If you have the space and want at least one month of water storage on hand, you can’t go wrong with water barrels . For those of you who are local, I plan on purchasing more water containers and barrels from Green Concepts Container. GCC has reasonable priced new and slightly used products. The barrels are made from sturdy food-grade plastic and have a bung at the top that seal super tight in order to protect the water from contamination. The plastic is BPA-free and UV-resistant. Two barrels will give a family of four about 27 days worth of water.
But, there are a few downsides to having barrels. One is space. If you live in an apartment, you probably don’t have room for a 55-gallon water barrel. But, as you will find in the link above,and the GCC Facebook page, https://www.facebook.com/Green-Concepts-Containers-163062107392661/. They have many containers to choose from. The second is price. Depending on where you go, each barrel could set you back about $100. But, I recommend searching Craigslist for a better price. I bought 2 barrels for $40 from another seller who is no longer in the business. But, Green Concepts Container has solved my problem. Also, you will need to buy a pump. Experts say, we should avoid using a regular garden hose when filling up water barrels, instead use a specialty drinking water hose to fill it up especially if you are using tap water. Finally, the barrels are not very portable. A full barrel weighs about 440 lbs. So, you will definitely want a more portable option available in case you need to relocate. I found a water dolly that would be useful. But depending on the terrain and barrel location, it still could be difficult to move.

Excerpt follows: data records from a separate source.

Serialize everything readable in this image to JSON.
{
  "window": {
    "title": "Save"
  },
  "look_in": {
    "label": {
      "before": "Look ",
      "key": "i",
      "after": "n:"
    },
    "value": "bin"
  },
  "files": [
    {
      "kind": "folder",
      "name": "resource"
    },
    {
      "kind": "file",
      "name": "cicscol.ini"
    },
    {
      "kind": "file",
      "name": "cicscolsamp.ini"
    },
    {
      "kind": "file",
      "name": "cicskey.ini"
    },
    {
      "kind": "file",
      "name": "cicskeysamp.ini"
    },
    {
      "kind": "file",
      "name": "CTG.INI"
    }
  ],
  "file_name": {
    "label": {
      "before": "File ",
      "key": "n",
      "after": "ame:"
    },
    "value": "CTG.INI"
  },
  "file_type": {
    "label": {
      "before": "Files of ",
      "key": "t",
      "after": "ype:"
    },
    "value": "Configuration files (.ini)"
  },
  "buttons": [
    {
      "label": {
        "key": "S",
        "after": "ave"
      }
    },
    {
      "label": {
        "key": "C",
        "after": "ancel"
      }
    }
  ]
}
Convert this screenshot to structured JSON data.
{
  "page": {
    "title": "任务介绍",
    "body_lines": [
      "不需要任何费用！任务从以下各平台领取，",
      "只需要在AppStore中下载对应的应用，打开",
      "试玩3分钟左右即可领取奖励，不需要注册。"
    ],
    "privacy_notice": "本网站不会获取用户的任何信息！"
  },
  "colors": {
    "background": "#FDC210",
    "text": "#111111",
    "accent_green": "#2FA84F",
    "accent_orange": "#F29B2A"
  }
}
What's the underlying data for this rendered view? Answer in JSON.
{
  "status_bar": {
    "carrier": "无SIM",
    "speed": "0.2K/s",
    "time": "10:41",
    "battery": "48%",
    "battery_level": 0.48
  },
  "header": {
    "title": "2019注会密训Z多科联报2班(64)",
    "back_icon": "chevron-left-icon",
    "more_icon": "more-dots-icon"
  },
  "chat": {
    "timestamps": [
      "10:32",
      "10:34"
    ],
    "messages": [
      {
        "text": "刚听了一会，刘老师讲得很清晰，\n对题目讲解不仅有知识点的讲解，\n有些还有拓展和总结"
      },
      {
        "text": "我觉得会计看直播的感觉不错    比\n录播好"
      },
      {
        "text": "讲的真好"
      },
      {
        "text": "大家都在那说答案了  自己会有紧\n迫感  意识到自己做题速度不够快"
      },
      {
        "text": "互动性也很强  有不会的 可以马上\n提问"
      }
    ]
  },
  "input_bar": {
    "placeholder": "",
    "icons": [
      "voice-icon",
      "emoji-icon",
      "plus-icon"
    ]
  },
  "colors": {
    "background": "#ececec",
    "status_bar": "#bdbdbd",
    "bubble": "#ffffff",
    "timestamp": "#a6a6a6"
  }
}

If you put tap water in your barrel, many prepper sites recommend pre-treating your barrel water with chlorine to help prevent algae and bacteria growth. However, several sites claim that this is not necessary because tap water is already treated with chlorine. After filling your barrels, make sure to seal the bung as tight as you can. Even though you may have barrels full of water, it’s a good idea to have smaller storage jugs just in case you need to take water with you if you need to evacuate your home. Remember, water does NOT spoil. What causes water to go bad is contamination. So keep it clean
I have a 55-gallon rainwater harvest barrels connected to my home. I use the water for my garden and lawn. But, if I need potable drinking water I could also use the water to drink once I have purified the water. I purchased the DIY Rain Barrel Diverter & Parts Kit and connected the barrels to my gutter downspout to collect rainwater every time it rains. It was really easy and only took about 15 minutes to do. Rainwater harvesting is an eco and budget friendly way to create a long-term water storage reserve. If you choose to drink the water, make sure to filter and purify the water before drinking it. Some preppers only use rainwater for hygiene and save the stored tap water for drinking. Although some states have made rainwater collection illegal, some drought-prone states have regulations on methods and require permits. Be sure to check the regulations for your state before you install your barrels to your home.
Here is a link to The City of Portland website www.CleanRiverRewards.com. It states, “If you manage storm water on your property, you can receive up to a 100% discount on your on-site storm water management charges because your actions help protect rivers, streams and groundwater from the damaging effect of storm water runoff.”
Oh, I almost forgot the waterBOB.
The waterBOB® is a water containment system that holds up to 100 gallons of fresh drinking water in any standard bathtub in the event of an emergency. Constructed of heavy duty food grade plastic, the waterBOB® keeps water fresh and clean for drinking, cooking, washing and flushing. Water stored in an open bathtub, with dirt, soap film and exposure to debris will spoil and become useless.
If you find yourself in a situation where you think your water may become contaminated, secure your water supply by filling the waterBOB before you do anything else.